Эмма приходила к нам раза два или три, со все более длинными перерывами между визитами. Мать целовала ее в щеку, сажала напротив и держала ее руки в своих. Эмма была очень похожа на отца, куда больше, чем я и мои сестры. Смотрела она на нас ласково, но ни разу не поцеловала: может быть, не осмелилась, а может быть, просто не захотела. Она получила учительский диплом; последний раз, когда мы виделись, она сказала, что едет работать в какой-то дальний город.

Со своего нового места жительства Эмма прислала нам несколько писем, и больше никаких вестей от нее не было. В результате я могу сказать, что если я очень мало сумел узнать отца из-за того, что тут вмешалась смерть, сестру я узнал еще меньше из-за того, что тут вмешалась жизнь. Может быть, Эмма умерла, как это случилось с той поры со множеством людей, включая и мою мать; а может быть, она просто меня забыла, вышла замуж, и наше длинное, серьезное, печальное лицо продолжается теперь в ее детях, которые никогда не встретятся с моими; а впрочем, кто знает?

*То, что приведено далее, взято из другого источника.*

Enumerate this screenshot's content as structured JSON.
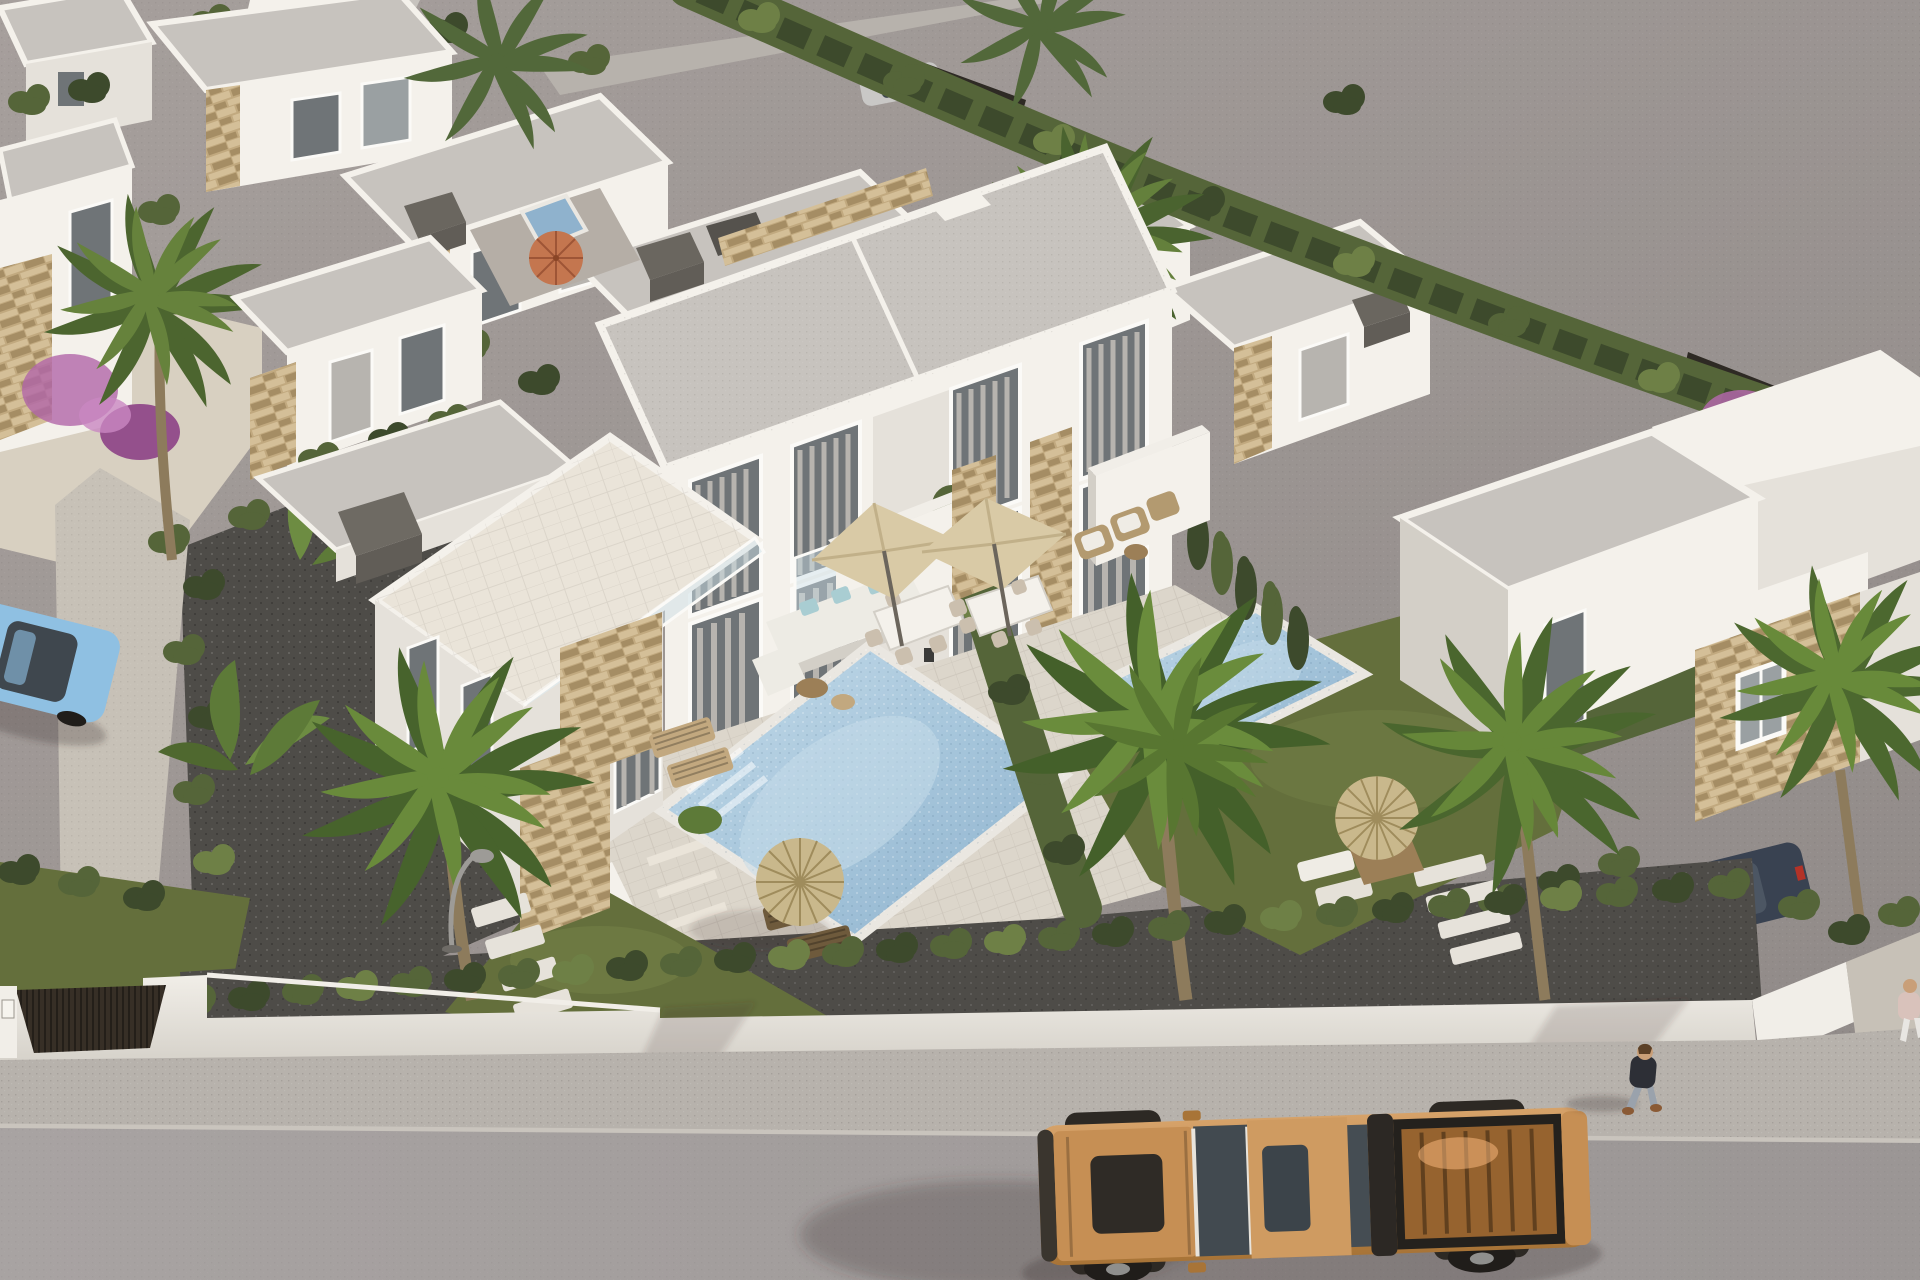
{
  "meta": {
    "description": "Aerial 3D architectural rendering of a modern white villa residential development with private pools, gardens, palm trees and a street in the foreground",
    "style": "photorealistic CGI render",
    "view": "high-angle aerial",
    "no_visible_text": true
  },
  "scene": {
    "zones": [
      "empty gray lot top-right",
      "villa cluster top-left",
      "main two-story duplex villa center",
      "two private pools with lawns",
      "right villa with stone facade",
      "white perimeter wall with hedge",
      "sidewalk and asphalt street bottom",
      "back lane behind top hedge"
    ],
    "buildings": {
      "main_duplex": 1,
      "background_villas": 9,
      "style": "flat-roof modern white with beige stone accent panels, gray gravel roofs, dark chimney blocks"
    },
    "pools": [
      {
        "location": "center garden left unit",
        "shape": "rectangular",
        "color": "light mosaic blue"
      },
      {
        "location": "right unit garden, partly behind palm",
        "shape": "rectangular",
        "color": "light mosaic blue"
      },
      {
        "location": "small plunge pool top-left patio",
        "color": "gray blue"
      }
    ],
    "vehicles": [
      {
        "type": "pickup-truck",
        "color": "tan orange, open bed",
        "location": "street bottom right"
      },
      {
        "type": "sedan",
        "color": "light blue",
        "location": "left driveway, cut by left edge"
      },
      {
        "type": "suv",
        "color": "dark blue",
        "location": "behind right hedge near wall end"
      },
      {
        "type": "hatchback",
        "color": "silver",
        "location": "back lane top center"
      },
      {
        "type": "car",
        "color": "maroon",
        "location": "behind upper-right hedge"
      }
    ],
    "people": [
      {
        "description": "pedestrian, dark jacket, light jeans, walking on sidewalk right of truck"
      },
      {
        "description": "partial second figure at extreme right edge of sidewalk"
      }
    ],
    "furniture": [
      "white L-sofa with teal cushions",
      "two beige square cantilever umbrellas over dining sets",
      "rattan armchairs by privacy wall",
      "two wooden sun loungers with straw parasol",
      "straw parasol with picnic table in right garden",
      "orange parasol on top-left patio",
      "red-white parasol behind right hedge",
      "stepping stones",
      "street lamp with curved arm"
    ],
    "landscaping": [
      "tall cypress hedges",
      "fan palms",
      "banana plants",
      "purple bougainvillea",
      "dark gravel yards",
      "green lawns",
      "sand-toned paths"
    ]
  },
  "palette": {
    "lot-1": "#a69f9c",
    "lot-2": "#8f8987",
    "street": "#a8a3a2",
    "street-dark": "#9b9695",
    "sidewalk": "#b7b2ac",
    "curb": "#c9c4bd",
    "wall-bright": "#f1eee8",
    "wall": "#e7e4dd",
    "wall-shade": "#d6d2ca",
    "gate": "#372f26",
    "white-lit": "#f4f1eb",
    "white-mid": "#e5e1da",
    "white-shade": "#d3cfc7",
    "white-dark": "#c2beb6",
    "roof": "#c7c3be",
    "roof-dark": "#b7b3ae",
    "chimney": "#615d57",
    "chimney-light": "#777younger",
    "stone-light": "#d4bf98",
    "stone-mid": "#c1a97f",
    "stone-dark": "#a58d64",
    "glass": "#6f7477",
    "glass-light": "#9aa0a2",
    "curtain": "#b7b4af",
    "frame": "#fbfaf7",
    "hedge-dark": "#3d4a2c",
    "hedge-mid": "#556539",
    "hedge-light": "#6e8046",
    "grass": "#646f3c",
    "grass-light": "#7e8c4e",
    "gravel": "#4e4c48",
    "gravel-light": "#6a6762",
    "sand": "#d8d0c1",
    "path": "#c7c1b7",
    "water": "#a4c4da",
    "water-light": "#c6dcea",
    "water-dark": "#8fb2cd",
    "coping": "#eae7e1",
    "tile": "#dcd6cb",
    "tile-light": "#eae4d9",
    "umbrella": "#d9caa6",
    "umbrella-shade": "#c1b089",
    "straw": "#c9b88c",
    "straw-dark": "#9f8c5c",
    "wood": "#9c7f57",
    "wood-light": "#c2a87f",
    "sofa": "#edebe4",
    "cushion": "#a9cdd2",
    "rattan": "#b39a70",
    "truck": "#c68f54",
    "truck-dark": "#a87437",
    "truck-trim": "#2d2924",
    "truck-glass": "#434b51",
    "bed": "#8a5e32",
    "wheel": "#201d1a",
    "hub": "#8f8f8d",
    "car-blue": "#8fc0e2",
    "car-glass": "#3f474e",
    "suv": "#394251",
    "silver-car": "#c9c8c6",
    "maroon-car": "#5c3032",
    "lamp": "#9d9b97",
    "purple": "#b267a9",
    "trunk-col": "#8d7b5c",
    "skin": "#c99f78",
    "person-top": "#2d2f36",
    "person-jeans": "#9aa2ac",
    "shoe": "#8a5a35",
    "red-parasol": "#c7473c",
    "parasol-white": "#ece7df",
    "shadow": "rgba(55,48,42,0.28)",
    "shadow-soft": "rgba(55,48,42,0.16)"
  }
}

Но если судить с внешней стороны, на этом существование моей сводной сестры Эммы для меня заканчивается; события, о которых я рассказал, так и не получили продолжения, мне известна лишь ничтожная их часть — то, что лежало в их основе.

Застегнутый на все пуговицы, с седой суровой бородой, отец глядит на меня с пожелтевшего портрета. Не думай, папа, что я тебя осуждаю. Все, что ты сделал, ты должен был сделать или просто не мог от этого удержаться, а может быть, ты даже и не знал, что делаешь, — мы ведь часто бываем похожи на тех, кто несет послание, не зная, что в нем содержится! Последствия твоего греха со всем заключенным в них добром и злом, видимо, не остановить уж никогда, но ты, и первая твоя жена, и Луиза, и моя мать, и Олимпия — вы уже вместе, примирившиеся и успокоившиеся, и ждете одного только меня, чтобы сломать ту мою камышовую тросточку и вышвырнуть ее в пустоту, смеясь над моим детским волнением.

 

Обманчивый мальчик

«Остерегайся чувствительности», — предупреждают меня с искренним желанием сделать мне добро те мои коллеги, которым эта опасность не грозит с самого их рождения.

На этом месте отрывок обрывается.